Search code examples
apache-sparkmapreducehadoop-yarnhadoop2mrv2

YARN and MapReduce Framework


I am aware of the basics of YARN framework, however I still feel lack of some understanding, in regards to MapReduce.

With YARN, I have read that MapReduce is just one of the applications which can run on top of YARN; for example, with YARN, on same cluster various different jobs can run, MapReduce Jobs, Spark Jobs etc.

Now, the point is, each type of job has its "own" kind of "Job phases", for example, when we talk about MapReduce, it has various phases like, Mapper, Sorting, Shuffle, Reducer etc.

Specific to this scenario, who "decides", "controls" these phases? Is it MapReduce Framework?

As I understand, YARN is an infrastructure on which different jobs run; so when we submit a MapReduce Job, does it first go to MapReduce framework and then the code is executed by YARN? I have this doubt, because YARN is general purpose execution engine, so it won't be having knowledge of mapper, reducer etc., which is specific to MapReduce (and so different kind of Jobs), so does MapReduce Framework run on top of YARN, with YARN help executing the Jobs, and MapReduce Framework is aware of the phases it has to go through for a particular kind of Job?

Any clarification to understand this would be of great help.


Solution

  • If you take a look at this picture from Hadoop documentation:

    Yarn Architecture

    You'll see that there's no particular "job orchestration" component, but a resource requesting component, called application master. As you mentioned, YARN does resource management and with regards to application orchestration, it stops at an abstract level.
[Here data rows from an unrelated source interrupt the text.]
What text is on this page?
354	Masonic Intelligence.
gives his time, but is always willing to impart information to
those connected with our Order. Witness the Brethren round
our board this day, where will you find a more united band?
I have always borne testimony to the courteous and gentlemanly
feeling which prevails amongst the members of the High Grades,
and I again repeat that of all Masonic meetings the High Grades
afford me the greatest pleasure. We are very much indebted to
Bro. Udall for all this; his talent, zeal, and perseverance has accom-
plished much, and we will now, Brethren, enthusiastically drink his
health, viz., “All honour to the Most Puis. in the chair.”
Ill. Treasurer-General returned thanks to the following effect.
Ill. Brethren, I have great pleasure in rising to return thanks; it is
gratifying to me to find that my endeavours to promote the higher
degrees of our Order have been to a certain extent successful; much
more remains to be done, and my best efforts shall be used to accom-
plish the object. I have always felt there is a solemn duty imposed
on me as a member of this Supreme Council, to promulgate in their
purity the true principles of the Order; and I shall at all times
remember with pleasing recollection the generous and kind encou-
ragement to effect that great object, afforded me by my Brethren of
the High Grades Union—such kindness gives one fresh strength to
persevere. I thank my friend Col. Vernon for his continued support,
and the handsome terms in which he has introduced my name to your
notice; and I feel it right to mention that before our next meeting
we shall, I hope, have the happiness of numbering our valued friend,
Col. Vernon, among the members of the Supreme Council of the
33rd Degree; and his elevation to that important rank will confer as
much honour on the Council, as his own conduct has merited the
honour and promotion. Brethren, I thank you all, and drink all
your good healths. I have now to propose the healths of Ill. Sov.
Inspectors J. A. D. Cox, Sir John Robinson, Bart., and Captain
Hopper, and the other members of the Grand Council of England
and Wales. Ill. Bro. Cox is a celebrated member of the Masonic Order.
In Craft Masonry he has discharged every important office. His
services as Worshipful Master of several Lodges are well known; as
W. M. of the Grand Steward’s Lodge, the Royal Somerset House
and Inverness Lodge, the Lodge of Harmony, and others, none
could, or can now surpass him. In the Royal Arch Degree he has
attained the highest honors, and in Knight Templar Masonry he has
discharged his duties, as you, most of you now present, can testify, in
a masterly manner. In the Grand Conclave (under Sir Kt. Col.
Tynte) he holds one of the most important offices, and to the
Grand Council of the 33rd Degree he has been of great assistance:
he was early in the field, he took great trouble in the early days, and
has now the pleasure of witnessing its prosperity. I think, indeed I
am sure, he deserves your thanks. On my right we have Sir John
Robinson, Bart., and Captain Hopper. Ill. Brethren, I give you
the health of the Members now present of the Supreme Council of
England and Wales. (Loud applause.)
    The per-application ApplicationMaster is, in effect, a framework specific library and is tasked with negotiating resources from the ResourceManager and working with the NodeManager(s) to execute and monitor the tasks.

    When applied to Spark, some of the components in that picture would be:

    • Client: the spark-submit process
    • App Master: Spark's application master that runs driver and application master (cluster mode) or just application master (client mode)
    • Container: spark workers

    Spark's YARN infrastructure provides the application master (in YARN terms), which knows about Spark's architecture. So when the driver runs, either in cluster mode or in client mode, it still decides on jobs/stages/tasks. This must be application/framework-specific (Spark being the "framework" when it comes to YARN).

    From Spark documentation on YARN deployment:

    In cluster mode, the Spark driver runs inside an application master process which is managed by YARN on the cluster, and the client can go away after initiating the application. In client mode, the driver runs in the client process, and the application master is only used for requesting resources from YARN

    You can extend this abstraction to map-reduce, given your understanding of that framework.